[Smt-talk] Subdominant versus Predominant

Nicolas Meeùs nicolas.meeus at paris-sorbonne.fr
Mon May 7 05:39:58 PDT 2012


Le 6/05/2012 22:25, Stephen Jablonsky a écrit :
> [...]
> I have always felt that Schenker was wrong in his premise and his 
> technique but there were so many enthusiastic believers out there that 
> I didn't want to be the one to shout "The Emperor has no clothes." As 
> a composer/theorist I have little interest in reducing a sonata form 
> movement into a three-chord progression with embellishing annotations.

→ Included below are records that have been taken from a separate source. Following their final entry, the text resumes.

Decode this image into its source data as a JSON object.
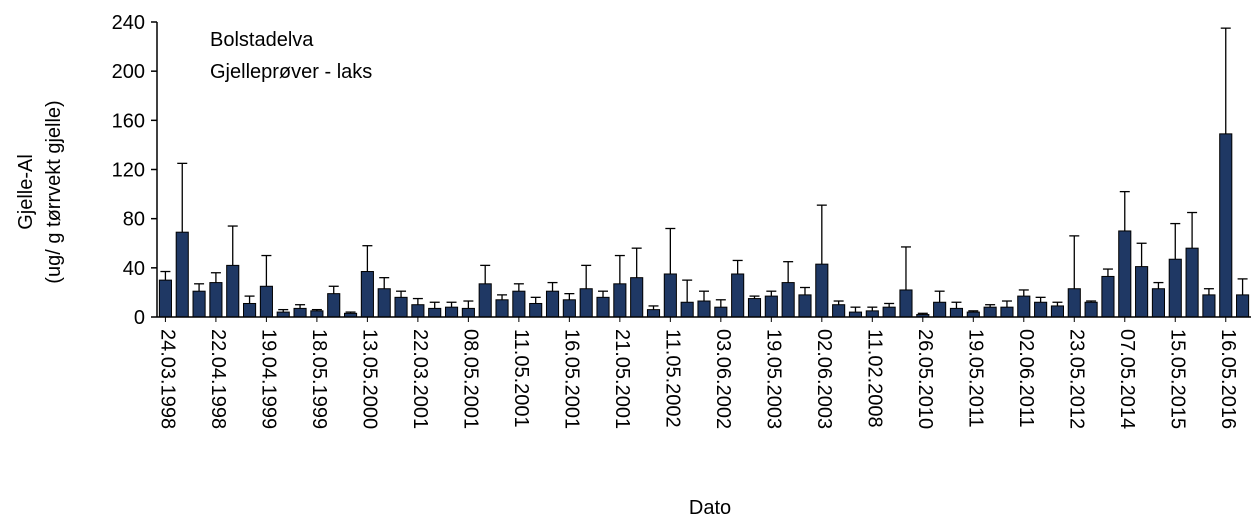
{
  "annotation": {
    "line1": "Bolstadelva",
    "line2": "Gjelleprøver - laks"
  },
  "colors": {
    "bar": "#1f3864",
    "axis": "#000000"
  },
  "chart_data": {
    "type": "bar",
    "title": "",
    "xlabel": "Dato",
    "ylabel_line1": "Gjelle-Al",
    "ylabel_line2": "(ug/ g tørrvekt gjelle)",
    "ylim": [
      0,
      240
    ],
    "yticks": [
      0,
      40,
      80,
      120,
      160,
      200,
      240
    ],
    "grid": false,
    "error_bars": "positive",
    "x_tick_labels": [
      {
        "bar_index": 0,
        "label": "24.03.1998"
      },
      {
        "bar_index": 3,
        "label": "22.04.1998"
      },
      {
        "bar_index": 6,
        "label": "19.04.1999"
      },
      {
        "bar_index": 9,
        "label": "18.05.1999"
      },
      {
        "bar_index": 12,
        "label": "13.05.2000"
      },
      {
        "bar_index": 15,
        "label": "22.03.2001"
      },
      {
        "bar_index": 18,
        "label": "08.05.2001"
      },
      {
        "bar_index": 21,
        "label": "11.05.2001"
      },
      {
        "bar_index": 24,
        "label": "16.05.2001"
      },
      {
        "bar_index": 27,
        "label": "21.05.2001"
      },
      {
        "bar_index": 30,
        "label": "11.05.2002"
      },
      {
        "bar_index": 33,
        "label": "03.06.2002"
      },
      {
        "bar_index": 36,
        "label": "19.05.2003"
      },
      {
        "bar_index": 39,
        "label": "02.06.2003"
      },
      {
        "bar_index": 42,
        "label": "11.02.2008"
      },
      {
        "bar_index": 45,
        "label": "26.05.2010"
      },
      {
        "bar_index": 48,
        "label": "19.05.2011"
      },
      {
        "bar_index": 51,
        "label": "02.06.2011"
      },
      {
        "bar_index": 54,
        "label": "23.05.2012"
      },
      {
        "bar_index": 57,
        "label": "07.05.2014"
      },
      {
        "bar_index": 60,
        "label": "15.05.2015"
      },
      {
        "bar_index": 63,
        "label": "16.05.2016"
      }
    ],
    "values": [
      30,
      69,
      21,
      28,
      42,
      11,
      25,
      4,
      7,
      5,
      19,
      3,
      37,
      23,
      16,
      10,
      7,
      8,
      7,
      27,
      14,
      21,
      11,
      21,
      14,
      23,
      16,
      27,
      32,
      6,
      35,
      12,
      13,
      8,
      35,
      15,
      17,
      28,
      18,
      43,
      10,
      4,
      5,
      8,
      22,
      2,
      12,
      7,
      4,
      8,
      8,
      17,
      12,
      9,
      23,
      12,
      33,
      70,
      41,
      23,
      47,
      56,
      18,
      149,
      18
    ],
    "errors": [
      7,
      56,
      6,
      8,
      32,
      6,
      25,
      2,
      3,
      1,
      6,
      1,
      21,
      9,
      5,
      5,
      5,
      4,
      6,
      15,
      4,
      6,
      5,
      7,
      5,
      19,
      5,
      23,
      24,
      3,
      37,
      18,
      8,
      6,
      11,
      2,
      4,
      17,
      6,
      48,
      3,
      4,
      3,
      3,
      35,
      1,
      9,
      5,
      1,
      2,
      5,
      5,
      4,
      3,
      43,
      1,
      6,
      32,
      19,
      5,
      29,
      29,
      5,
      86,
      13
    ]
  }
}
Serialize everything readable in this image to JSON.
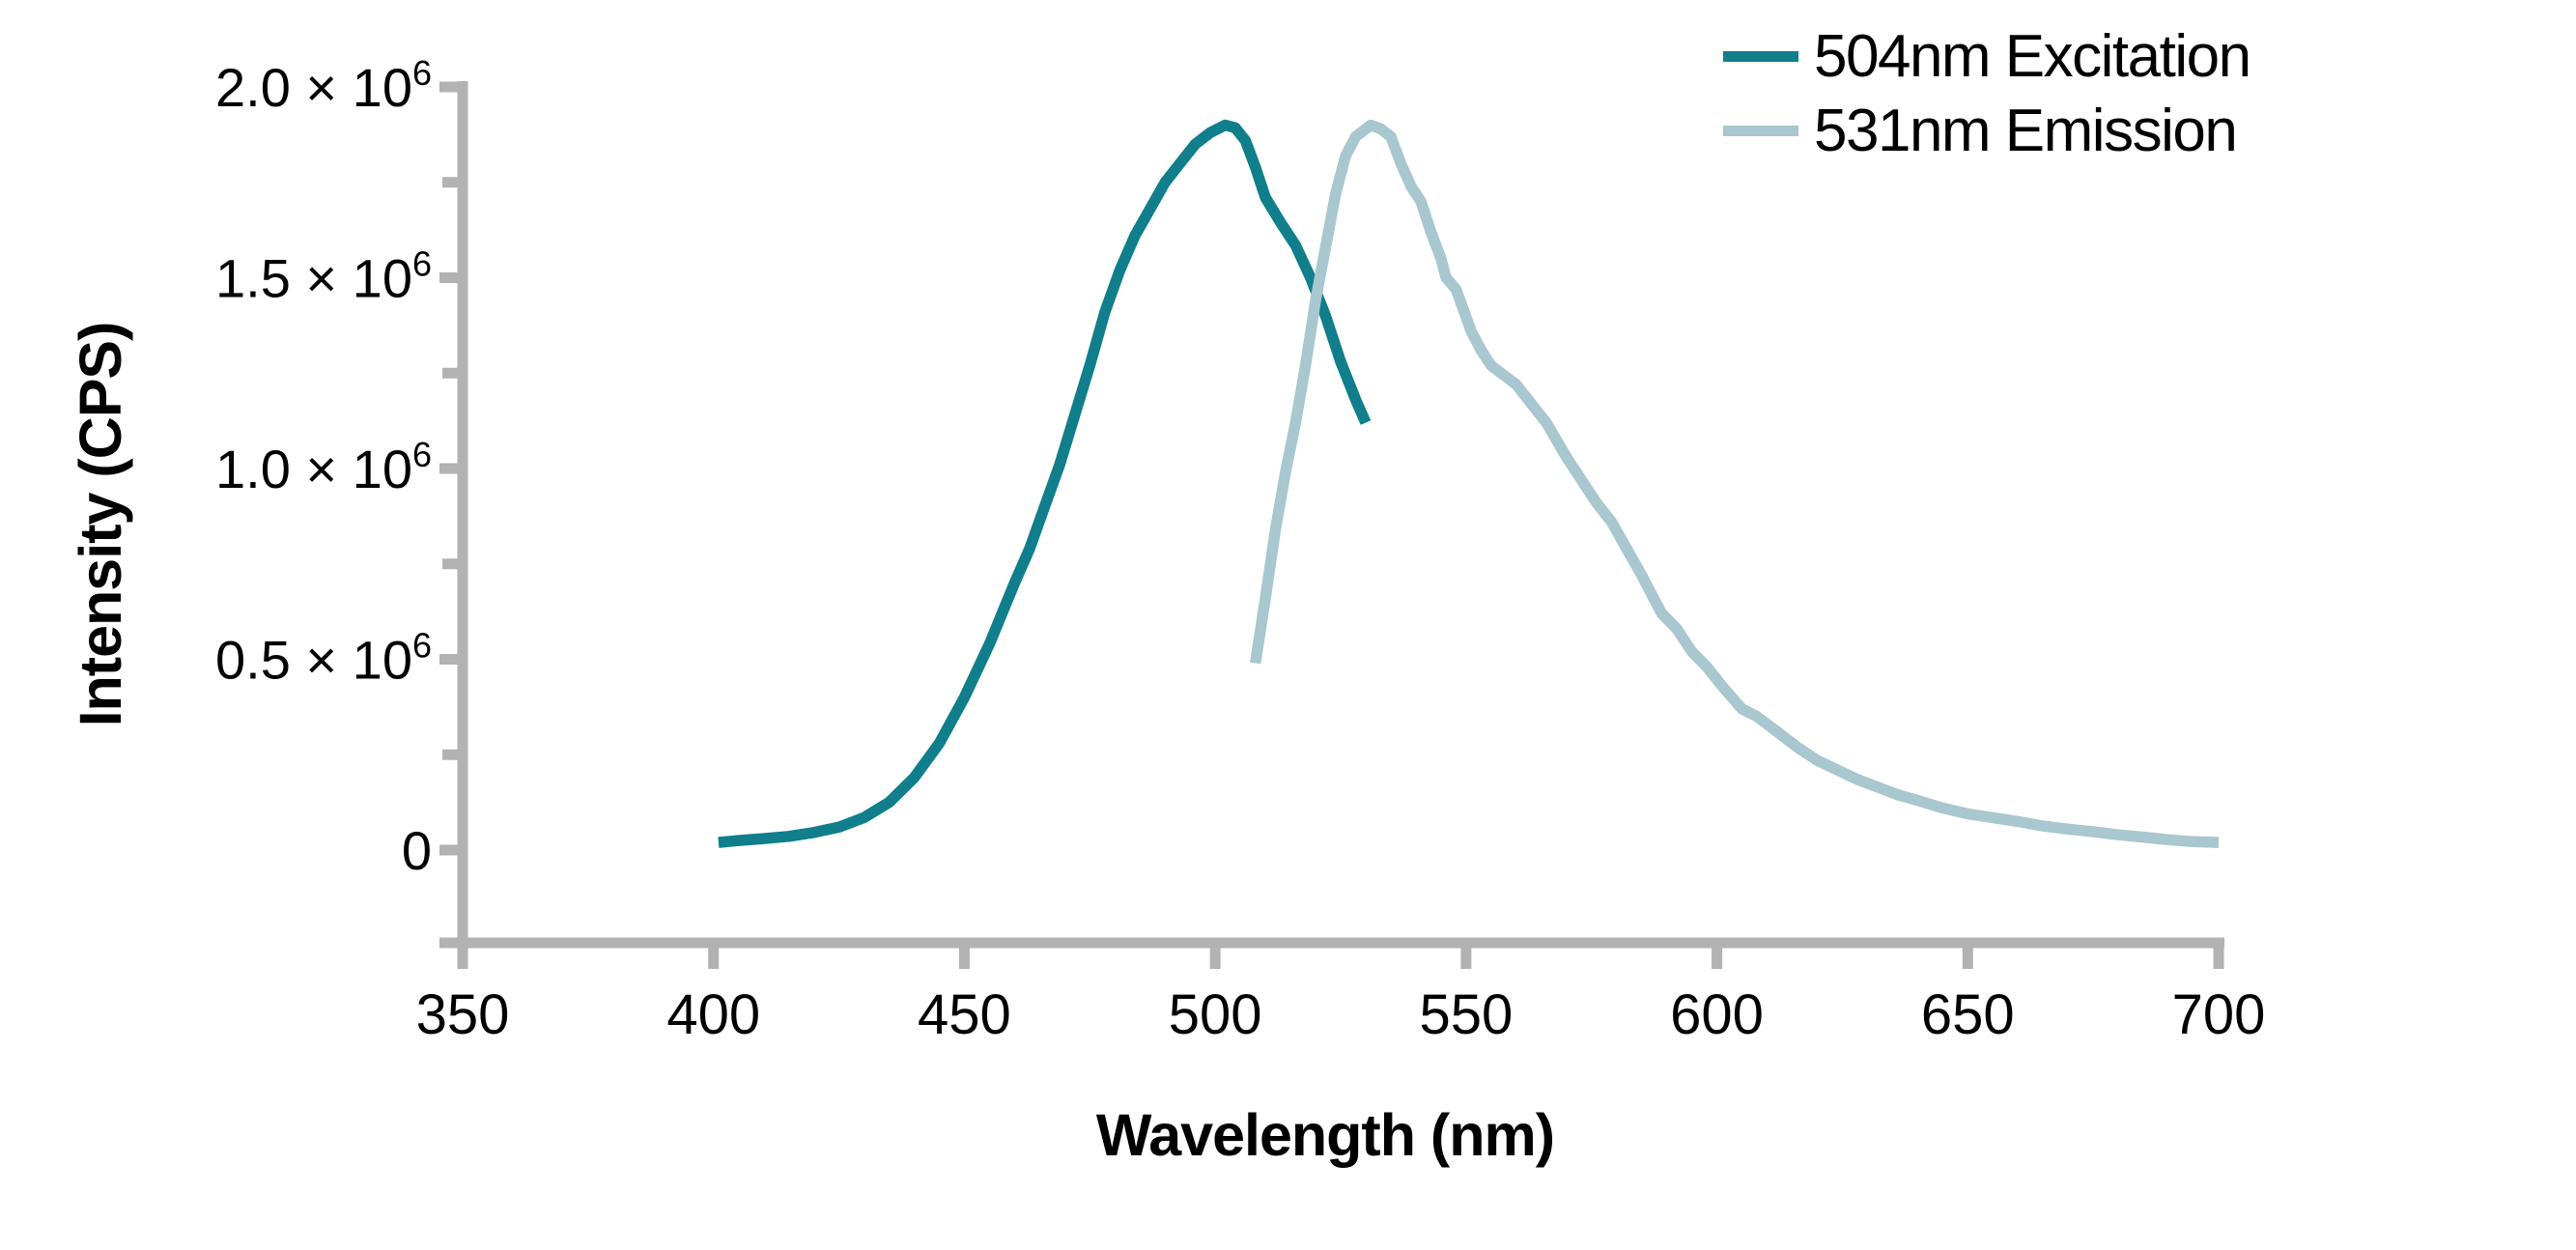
{
  "colors": {
    "background": "#FFFFFF",
    "axis": "#B2B2B2",
    "text": "#000000",
    "excitation": "#107E8B",
    "emission": "#A8C7CE"
  },
  "chart_data": {
    "type": "line",
    "title": "",
    "xlabel": "Wavelength (nm)",
    "ylabel": "Intensity (CPS)",
    "xlim": [
      350,
      700
    ],
    "ylim": [
      0,
      2000000
    ],
    "grid": false,
    "legend_position": "top-right",
    "x_ticks": [
      350,
      400,
      450,
      500,
      550,
      600,
      650,
      700
    ],
    "y_ticks": [
      {
        "value": 0,
        "label": "0",
        "sup": ""
      },
      {
        "value": 500000,
        "label": "0.5 × 10",
        "sup": "6"
      },
      {
        "value": 1000000,
        "label": "1.0 × 10",
        "sup": "6"
      },
      {
        "value": 1500000,
        "label": "1.5 × 10",
        "sup": "6"
      },
      {
        "value": 2000000,
        "label": "2.0 × 10",
        "sup": "6"
      }
    ],
    "y_minor_ticks": [
      250000,
      750000,
      1250000,
      1750000
    ],
    "legend": [
      {
        "label": "504nm Excitation",
        "color": "#107E8B"
      },
      {
        "label": "531nm Emission",
        "color": "#A8C7CE"
      }
    ],
    "series": [
      {
        "name": "504nm Excitation",
        "key": "excitation-curve",
        "color": "#107E8B",
        "peak_nm": 504,
        "points": [
          [
            401,
            20000
          ],
          [
            405,
            25000
          ],
          [
            410,
            30000
          ],
          [
            415,
            36000
          ],
          [
            420,
            46000
          ],
          [
            425,
            60000
          ],
          [
            430,
            85000
          ],
          [
            435,
            125000
          ],
          [
            440,
            190000
          ],
          [
            445,
            280000
          ],
          [
            450,
            400000
          ],
          [
            455,
            540000
          ],
          [
            460,
            700000
          ],
          [
            463,
            790000
          ],
          [
            466,
            900000
          ],
          [
            469,
            1010000
          ],
          [
            472,
            1140000
          ],
          [
            475,
            1270000
          ],
          [
            478,
            1410000
          ],
          [
            481,
            1520000
          ],
          [
            484,
            1610000
          ],
          [
            487,
            1680000
          ],
          [
            490,
            1750000
          ],
          [
            493,
            1800000
          ],
          [
            496,
            1850000
          ],
          [
            499,
            1880000
          ],
          [
            502,
            1900000
          ],
          [
            504,
            1893000
          ],
          [
            506,
            1860000
          ],
          [
            508,
            1790000
          ],
          [
            510,
            1710000
          ],
          [
            513,
            1645000
          ],
          [
            516,
            1585000
          ],
          [
            519,
            1500000
          ],
          [
            522,
            1400000
          ],
          [
            525,
            1280000
          ],
          [
            528,
            1180000
          ],
          [
            530,
            1120000
          ]
        ]
      },
      {
        "name": "531nm Emission",
        "key": "emission-curve",
        "color": "#A8C7CE",
        "peak_nm": 531,
        "points": [
          [
            508,
            490000
          ],
          [
            510,
            660000
          ],
          [
            512,
            840000
          ],
          [
            514,
            990000
          ],
          [
            516,
            1120000
          ],
          [
            518,
            1270000
          ],
          [
            520,
            1440000
          ],
          [
            522,
            1580000
          ],
          [
            524,
            1720000
          ],
          [
            526,
            1820000
          ],
          [
            528,
            1870000
          ],
          [
            531,
            1900000
          ],
          [
            533,
            1890000
          ],
          [
            535,
            1870000
          ],
          [
            537,
            1800000
          ],
          [
            539,
            1740000
          ],
          [
            541,
            1700000
          ],
          [
            543,
            1620000
          ],
          [
            545,
            1550000
          ],
          [
            546,
            1500000
          ],
          [
            548,
            1470000
          ],
          [
            551,
            1360000
          ],
          [
            553,
            1310000
          ],
          [
            555,
            1270000
          ],
          [
            558,
            1240000
          ],
          [
            560,
            1220000
          ],
          [
            563,
            1170000
          ],
          [
            566,
            1120000
          ],
          [
            570,
            1030000
          ],
          [
            573,
            970000
          ],
          [
            576,
            910000
          ],
          [
            579,
            860000
          ],
          [
            582,
            790000
          ],
          [
            585,
            720000
          ],
          [
            587,
            670000
          ],
          [
            589,
            620000
          ],
          [
            592,
            580000
          ],
          [
            595,
            520000
          ],
          [
            598,
            480000
          ],
          [
            601,
            430000
          ],
          [
            605,
            370000
          ],
          [
            608,
            350000
          ],
          [
            612,
            310000
          ],
          [
            616,
            270000
          ],
          [
            620,
            235000
          ],
          [
            624,
            210000
          ],
          [
            628,
            185000
          ],
          [
            632,
            165000
          ],
          [
            636,
            145000
          ],
          [
            640,
            130000
          ],
          [
            645,
            110000
          ],
          [
            650,
            95000
          ],
          [
            655,
            85000
          ],
          [
            660,
            75000
          ],
          [
            665,
            63000
          ],
          [
            670,
            55000
          ],
          [
            675,
            48000
          ],
          [
            680,
            40000
          ],
          [
            685,
            34000
          ],
          [
            690,
            27000
          ],
          [
            695,
            22000
          ],
          [
            700,
            20000
          ]
        ]
      }
    ]
  }
}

Schenker, that I know, never suggested such a thing. What he did suggest 
is that one should start by viewing the work as the unfolding of a triad 
(but see below), that one should realize that this unfolding soon 
produces a dominant (and a subdominant) triads, and that the analysis 
further consists in reconstructing the whole work up to its surface 
elements. To view the analysis as consisting in a reduction to the 
"fundamental structure" indeed is a caricature.
> On May 6, 2012, at 3:49 PM, Ildar Khannanov wrote:
> [...]
> Schenker was wrong saying that tonality is unfolding of a tonic triad. 
> In a very poetic metaphoric sense, it is true, but practically, 
> tonality in music is created not by unfolding of a single triad but by 
> interaction of several triads.
Schenker did not say this, or at least not in these terms. He may not 
have been as clear as one might wish, but it can be deduced from his 
usages and from his graphs that a true tonal affirmation often consists 
in a T--S--D--T cycle.
     Having quoted two examples, by Mozart and Chopin, he explains in 
/Harmonielehre/ that "In both cases we see triads, unfolded as such in a 
rather satisfactory way [...]. But since throughout these four measures 
it is only one single triad that is asserted, it is impossible for us to 
find any satisfaction, particularly considering that the triads [...] 
may belong in three or six different keys" (E. Mann Borgese's 
translation, p. 213; p. 283 of the German original). And a few pages 
later, he adds: "If we consider such a step progression, I--IV--V--I, 
from the harmonic angle alone [...] we find that it emphasizes, first of 
all, the tonic and, second, the key of the tonic" (p. 217 of the 
translation, p. 287-288 of the original).//In later writings, he names 
such progressions /Stufenrund /or /Stufenkreis/, "cycle of the degrees".
     Schenker certainly stresses the dominant as the most important 
elaboration of the tonic, but he also underlines the importance of the 
progression to the dominant, for which he proposes several models (/Das 
Meisterwerk in der Musik/ II, p. 21; I unfortunately do not have the 
English translation). It is there (/ibid/., p. 22, note 7)//that he 
mentions for the first time the two interlaced slurs, one of which 
doubly curved, which he uses to denote /das Wegbahnen zur Dominante/, 
"the marking out of the way to the dominant", either I--IV--V--I or 
I--II--V--I. This sign, as I mentioned earlier, probably is taken over 
from Alfred Lorenz (/Das Geheimnis der Form.../, vol. I, p. 16) where it 
represents a kind of sinusoidal curve leading from the tonic to the 
subdominant under it, to the dominant above, and back to the tonic.